Bei aller Anteilnahme an den Schrecken hier in unserer gefühlten Nähe, bleibt die Lage in anderen Gegenden der Welt um einiges schlimmer – und das liegt auch an unserer Politik: „Ressourcensicherung“, wie es in Schriften von NATO & Co. heißt, expandierende Militärgüterexporte überall hin, das Knebelkreditwesen von Weltbank, IWF und nun auch der EU, das die Polarisierung zwischen Arm und Reich verschärft und Kriege und Fluchtbewegungen anheizt…. So kann es eigentlich nicht weitergehen.

Aber die Terrorangst und der vermeintlich starke Staat am Ende der Symptomkette mögen von solchen Zusammenhängen ablenken und den letzten Todeskampf der ohnmächtigen Politikerkaste noch etwas verdecken. Helfen wird das alles nicht. Im Gegenteil: Die jetzt wieder aus der Schublade gezogenen Überwachungsmaßnahmen können auch gegen Demonstranten gerichtet werden, die sich kritisch gegen TTIP und CETA stellen oder andere Missstände anprangern wollen. Wir sitzen also alle tatsächlich im selben Boot, nur scheint das Mitgefühl für die weniger Privilegierten zu fehlen.

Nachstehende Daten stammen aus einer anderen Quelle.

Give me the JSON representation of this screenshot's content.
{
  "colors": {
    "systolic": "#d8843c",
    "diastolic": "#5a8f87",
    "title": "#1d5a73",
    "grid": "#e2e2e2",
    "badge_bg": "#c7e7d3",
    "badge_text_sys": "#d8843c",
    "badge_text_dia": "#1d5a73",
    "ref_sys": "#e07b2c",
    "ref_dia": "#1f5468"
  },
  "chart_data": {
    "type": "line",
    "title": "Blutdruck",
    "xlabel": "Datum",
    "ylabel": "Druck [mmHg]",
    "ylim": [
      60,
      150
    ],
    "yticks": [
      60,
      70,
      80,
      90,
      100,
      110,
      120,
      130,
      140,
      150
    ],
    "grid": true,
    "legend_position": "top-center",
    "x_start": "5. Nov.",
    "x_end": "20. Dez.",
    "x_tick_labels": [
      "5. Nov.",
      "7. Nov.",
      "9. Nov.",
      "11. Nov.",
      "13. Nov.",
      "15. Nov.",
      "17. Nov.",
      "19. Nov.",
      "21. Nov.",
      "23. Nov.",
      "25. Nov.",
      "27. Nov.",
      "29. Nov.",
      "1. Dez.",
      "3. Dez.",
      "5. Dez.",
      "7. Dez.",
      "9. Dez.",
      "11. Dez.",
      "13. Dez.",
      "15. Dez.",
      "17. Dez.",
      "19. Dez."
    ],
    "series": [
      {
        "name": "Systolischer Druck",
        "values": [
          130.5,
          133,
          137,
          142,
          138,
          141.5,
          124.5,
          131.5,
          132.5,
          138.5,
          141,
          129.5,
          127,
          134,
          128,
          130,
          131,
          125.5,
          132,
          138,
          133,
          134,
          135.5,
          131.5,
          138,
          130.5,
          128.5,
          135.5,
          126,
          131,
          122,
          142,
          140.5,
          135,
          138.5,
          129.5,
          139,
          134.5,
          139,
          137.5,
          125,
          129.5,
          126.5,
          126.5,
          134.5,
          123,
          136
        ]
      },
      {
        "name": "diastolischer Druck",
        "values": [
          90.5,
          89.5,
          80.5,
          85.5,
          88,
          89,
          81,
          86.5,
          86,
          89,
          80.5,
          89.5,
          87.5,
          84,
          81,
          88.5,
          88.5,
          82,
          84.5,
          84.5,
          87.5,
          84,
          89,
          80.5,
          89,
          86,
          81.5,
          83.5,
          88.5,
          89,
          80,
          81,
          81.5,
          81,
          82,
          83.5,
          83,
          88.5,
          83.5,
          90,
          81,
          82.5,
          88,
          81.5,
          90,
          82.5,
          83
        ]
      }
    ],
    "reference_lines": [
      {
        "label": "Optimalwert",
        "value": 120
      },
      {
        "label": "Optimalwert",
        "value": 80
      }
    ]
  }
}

Sonst würden wir einen Ausnahmezustand wie den in Afghanistan und seinen Nachbarländern nicht übersehen, der nur beispielhaft für viele andere Regionen im Nahen Osten, in Afrika und noch anderswo ist. Wenn jetzt über die Nationalität des jungen Axt-Attentäters in einem Regionalzug bei Würzburg diskutiert wird, zeigt das gleich mehrere Probleme. Für die Situation vor Ort besteht offensichtlich kein Verständnis, denn sie scheint kaum bekannt. Der östliche Paschtu-Dialekt des jungen Afghanen könnte nicht nur auf eine pakistanische Staatsbürgerschaft hindeuten, sondern auch auf ein Aufwachsen in einem der unzähligen und elenden Flüchtlingslager, die Afghanen seit langem in Pakistan behausen (müssen).  Dort ist der Ausnahmezustand Normalität und wird von uns auch nicht in Frage gestellt. Der Reflex, die Ursachen für diese Zustände lokalen Größen wie den Taliban oder dem sogenannten IS zuzuschreiben, greift zu kurz, wenn man die historische Verantwortung ernst nimmt, die etwa der US-Stratege Zbigniew Bzrezinski übernommen hat. In Bezug auf die Destabilisierung Afghanistans fand er seine Strategie der Aufrüstung der Mudschaheddin zur Zerschlagung der Sowjetunion gerechtfertigt. Ob er heute auf die gleiche Frage auch mit „Ja, berechtigt – hat sich gelohnt“ antworten würde, wenn man die Folgen des „globalen Dschihad“ mit einbezieht und den heimkehrenden Krieg in Form von Terror mit einbezieht?